It's almost eleven on my last Thursday in my Freshman dorm and I've just skimmed through my art professor, Kip Fulbeck's book Part Asian, 100% Hapa, and of course this means that I have to write a "mini" manifesto of my own "Hapa" identity, because it's the end of a year where everyone knows me.
At the beginning of every year, I get this question: What are you? Sure, there are a few people who don't ask, but they usually find out soon enough. I am so desperate to say that I am Filipino, to prove that I am Filipino, that I tell them straight away. When I am not fast enough, I get that question. A lot of people I meet immediately think I am Latina, mostly other Latinos and Latinas.
I hate hate hate when they speak to me in Spanish and when I tell them I don't speak it, they become irritated or puzzled. "No," I tell them. "No habla espanol." I had to learn that phrase to survive. They often do not believe me. What Latina doesn't speak some Spanish? "No, I am Filipino," I say. They do not believe me. I can't be Filipino. Finally I manage to convince them that I am Filipino. "My mother came from the Philippines when she was young to marry my dad."
But what is your father?
My father is white. I am Filipino and white. He's something specific like Scottish, something Western European, but he's not the parent that I am asked about. When they hear that he is white, they are happy. They have discovered what I am.

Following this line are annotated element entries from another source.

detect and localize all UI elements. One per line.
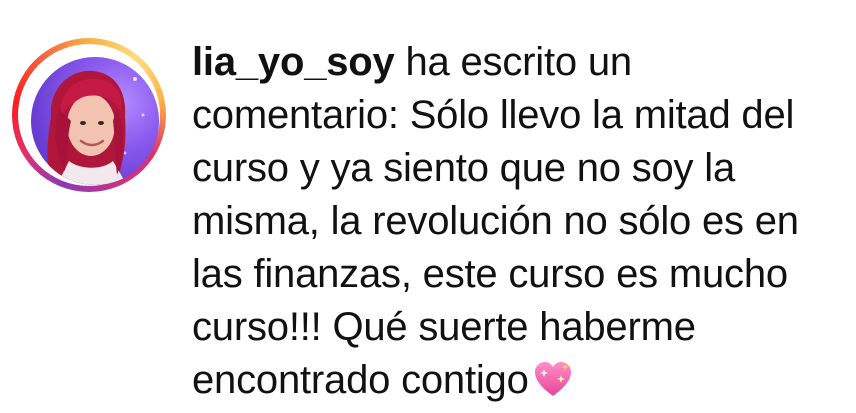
sparkling-heart-icon <box>533 360 573 413</box>
story-ring-gap <box>18 44 160 186</box>
notification-text: lia_yo_soy ha escrito un comentario: Sól… <box>192 36 842 413</box>
avatar-photo <box>47 70 145 185</box>
story-ring[interactable] <box>12 38 166 192</box>
comment-body: Sólo llevo la mitad del curso y ya sient… <box>192 93 799 402</box>
comment-notification[interactable]: lia_yo_soy ha escrito un comentario: Sól… <box>0 0 856 413</box>
username-link[interactable]: lia_yo_soy <box>192 40 395 84</box>
avatar[interactable] <box>31 57 159 185</box>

But I am not just the daughter of a multi-racial couple. I am more than the sum of my parts. I am neither. In a room full of Filipinos, I don't fit in. I never learned Tagalog because my white grandmother thought it wouldn't be good for me to learn two languages at the same time, especially in an English speaking country. In a neighborhood of whites, I can't disguise the natural tan of my skin.

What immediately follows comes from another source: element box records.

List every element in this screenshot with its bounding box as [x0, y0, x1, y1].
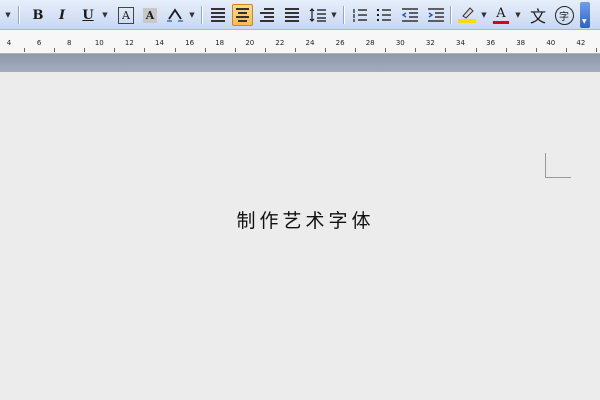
toolbar-separator — [201, 6, 202, 24]
ruler-tick — [385, 48, 387, 52]
document-text[interactable]: 制作艺术字体 — [0, 206, 600, 233]
ruler-tick — [415, 48, 417, 52]
enclose-characters-icon: 字 — [554, 5, 574, 25]
ruler-label: 12 — [124, 39, 134, 47]
toolbar-separator — [18, 6, 19, 24]
underline-button[interactable]: U — [78, 4, 98, 26]
font-color-dropdown-icon[interactable]: ▼ — [514, 4, 522, 26]
decrease-indent-button[interactable] — [400, 4, 420, 26]
ruler-label: 20 — [245, 39, 255, 47]
character-shading-icon: A — [143, 7, 157, 23]
ruler-tick — [475, 48, 477, 52]
decrease-indent-icon — [401, 8, 418, 22]
underline-dropdown-icon[interactable]: ▼ — [101, 4, 109, 26]
ruler-tick — [24, 48, 26, 52]
italic-button[interactable]: I — [52, 4, 72, 26]
numbering-button[interactable] — [350, 4, 370, 26]
document-page[interactable] — [0, 72, 600, 400]
ruler-tick — [234, 48, 236, 52]
increase-indent-button[interactable] — [426, 4, 446, 26]
toolbar-separator — [450, 6, 451, 24]
ruler-label: 18 — [215, 39, 225, 47]
char-scale-dropdown-icon[interactable]: ▼ — [188, 4, 196, 26]
toolbar-options-icon[interactable]: ▼ — [580, 2, 590, 28]
ruler-tick — [204, 48, 206, 52]
character-scale-button[interactable] — [164, 4, 186, 26]
ruler-tick — [355, 48, 357, 52]
line-spacing-button[interactable] — [308, 4, 328, 26]
ruler-label: 10 — [94, 39, 104, 47]
ruler-label: 36 — [486, 39, 496, 47]
ruler-tick — [595, 48, 597, 52]
margin-corner-mark — [545, 153, 571, 178]
ruler-tick — [264, 48, 266, 52]
align-center-button[interactable] — [232, 4, 253, 26]
formatting-toolbar: ▼ B I U ▼ A A ▼ ▼ ▼ A ▼ 文 字 ▼ — [0, 0, 600, 30]
justify-button[interactable] — [282, 4, 302, 26]
enclose-characters-button[interactable]: 字 — [553, 4, 575, 26]
character-shading-button[interactable]: A — [140, 4, 160, 26]
ruler-tick — [505, 48, 507, 52]
ruler-label: 16 — [185, 39, 195, 47]
justify-icon — [285, 8, 299, 22]
font-color-button[interactable]: A — [491, 4, 511, 26]
phonetic-guide-button[interactable]: 文 — [527, 4, 549, 26]
ruler-label: 40 — [546, 39, 556, 47]
ruler-tick — [565, 48, 567, 52]
align-left-icon — [211, 8, 225, 22]
ruler-tick — [54, 48, 56, 52]
highlight-icon — [458, 7, 476, 23]
font-color-icon: A — [496, 5, 506, 21]
align-right-button[interactable] — [257, 4, 277, 26]
align-center-icon — [236, 8, 249, 22]
font-color-swatch — [493, 20, 509, 24]
ruler-label: 24 — [305, 39, 315, 47]
ruler-label: 30 — [395, 39, 405, 47]
ruler-label: 26 — [335, 39, 345, 47]
numbering-icon — [353, 9, 367, 22]
character-border-icon: A — [118, 6, 134, 24]
char-scale-icon — [167, 8, 183, 22]
character-border-button[interactable]: A — [116, 4, 136, 26]
ruler-label: 22 — [275, 39, 285, 47]
ruler-label: 32 — [425, 39, 435, 47]
ruler-tick — [294, 48, 296, 52]
align-left-button[interactable] — [208, 4, 228, 26]
ruler-label: 42 — [576, 39, 586, 47]
ruler-label: 14 — [155, 39, 164, 47]
ruler-label: 8 — [66, 39, 72, 47]
line-spacing-icon — [309, 8, 326, 22]
ruler-label: 4 — [6, 39, 12, 47]
horizontal-ruler[interactable]: 4 6 8 10 12 14 16 18 20 22 24 26 28 30 32 34 36 38 40 42 — [0, 30, 600, 54]
ruler-tick — [325, 48, 327, 52]
ruler-label: 38 — [516, 39, 526, 47]
align-right-icon — [260, 8, 274, 22]
ruler-label: 28 — [365, 39, 375, 47]
highlight-button[interactable] — [456, 4, 478, 26]
ruler-tick — [144, 48, 146, 52]
highlight-dropdown-icon[interactable]: ▼ — [480, 4, 488, 26]
ruler-tick — [174, 48, 176, 52]
toolbar-menu-dropdown-icon[interactable]: ▼ — [4, 4, 12, 26]
ruler-label: 34 — [456, 39, 465, 47]
toolbar-separator — [343, 6, 344, 24]
ruler-tick — [114, 48, 116, 52]
bullets-button[interactable] — [374, 4, 394, 26]
ruler-tick — [535, 48, 537, 52]
bullets-icon — [377, 9, 391, 21]
ruler-tick — [445, 48, 447, 52]
increase-indent-icon — [428, 8, 444, 22]
bold-button[interactable]: B — [28, 4, 48, 26]
ruler-label: 6 — [36, 39, 42, 47]
line-spacing-dropdown-icon[interactable]: ▼ — [330, 4, 338, 26]
ruler-bottom-band — [0, 54, 600, 72]
ruler-tick — [84, 48, 86, 52]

I'm an outsider to both worlds, but I am a part of my own world. I'm not half and half, I'm one whole me. My hair isn't black, it's dark brown, and it is naturally curly. I have always wanted it to be straight so I could be more Asian and I used to tell my mom that I wanted to dye it black like hers. Now she dyes hers lighter to match mine.
I am just finishing my first year of college where I found out for the first time that other "Hapas" like me actually feel the same way I do when we get this question. Next year, I am sure that I will get it again, after I go away for a summer and have to return to campus and meet all new people in all new classes. I've had to deal with it my whole life with only my brother to understand.
So what am I?
I am a writer, amateur comic artist, singer, scholar, young woman and more than the sum of my parents.